Who Is Eligible For Overtime Exemption?
In order to be eligible for overtime exemption an employee must meet the following criteria. They must make a minimum of $455 each week (which will change to $913 by December 1st of 2016), they must be paid by salary as opposed the amount of hours they work and they must perform job duties which are exempt.
You Must Choose A New Hourly Rate
When an employee transitions from salaried to hourly pay employers will need to establish a new rate. In most cases this new rate can be reduced to match the previous amount they were paid weekly, so long as they do not fall beneath the state or federal minimum wage.
Employers must exercise caution when reducing wages as compensation for overtime as employees may feel like they’re receiving a demotion. To determine the new rates you’ll have to figure out the average number of hours an employee works on a weekly basis, determine the hours they work overtime, then divide the overtime in half, add that amount to the straight and overtime hours, and then divide the weekly pay by this number and you’ll have the hourly rate.
You May Need To Change Their Job Description
In some cases it may be necessary to change an employee’s job description. Many of the employees who are exempt will be managers that routinely perform shifts which are longer than 8 hours per day. The new job description could state that the employee is required to perform fifty to sixty hours per week for this position, or that the employee is required to see each job to completion irrespective of the amount of hours they put in weekly. In cases where employers don’t wish to pay overtime this would not be needed and the job description can be altered accordingly.

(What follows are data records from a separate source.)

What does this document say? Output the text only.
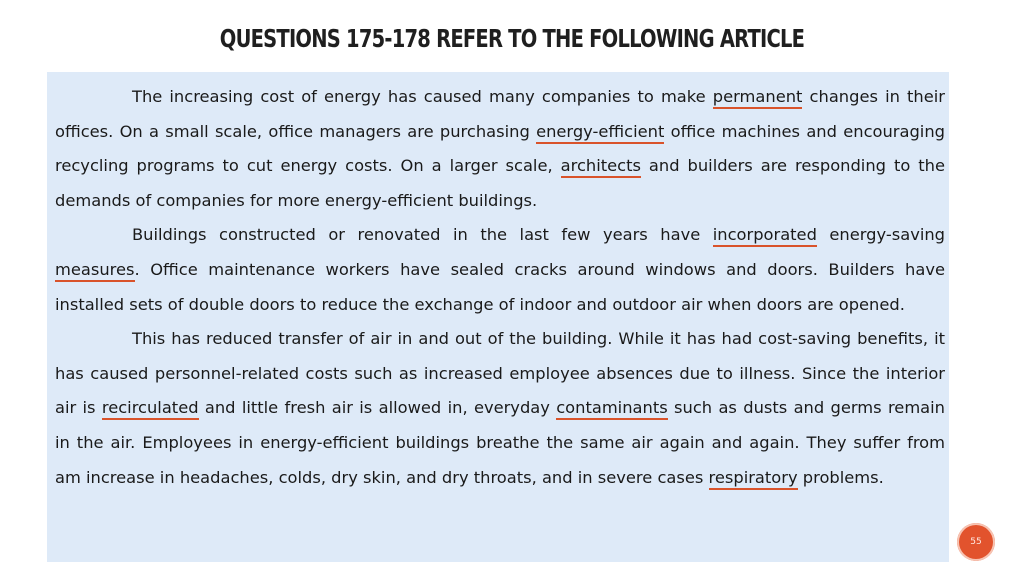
QUESTIONS 175-178 REFER TO THE FOLLOWING ARTICLE

The increasing cost of energy has caused many companies to make permanent changes in their offices. On a small scale, office managers are purchasing energy-efficient office machines and encouraging recycling programs to cut energy costs. On a larger scale, architects and builders are responding to the demands of companies for more energy-efficient buildings.

Buildings constructed or renovated in the last few years have incorporated energy-saving measures. Office maintenance workers have sealed cracks around windows and doors. Builders have installed sets of double doors to reduce the exchange of indoor and outdoor air when doors are opened.

This has reduced transfer of air in and out of the building. While it has had cost-saving benefits, it has caused personnel-related costs such as increased employee absences due to illness. Since the interior air is recirculated and little fresh air is allowed in, everyday contaminants such as dusts and germs remain in the air. Employees in energy-efficient buildings breathe the same air again and again. They suffer from am increase in headaches, colds, dry skin, and dry throats, and in severe cases respiratory problems.

55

Educate Employees On Hourly Wage Laws
Many employees have received salaried pay for years, and won’t be familiar with the nuances between hourly and salaried pay. It is for this reason that educating them is so important. Remaining in compliance with FLSA is the best way for businesses to avoid having to deal with overtime lawsuits. Time tracking is essential for hourly workers, and they must be made aware of the company’s policy regarding overtime.
Monitor And Track Time
Employees must be required to begin tracking their time before December 1st. This will require employers to teach the new system and delegate managers to administer the account. Employees will also need to acclimate themselves to the new process. This could take days for small businesses but weeks or months for companies which are medium or large. The earlier you begin the process, the better.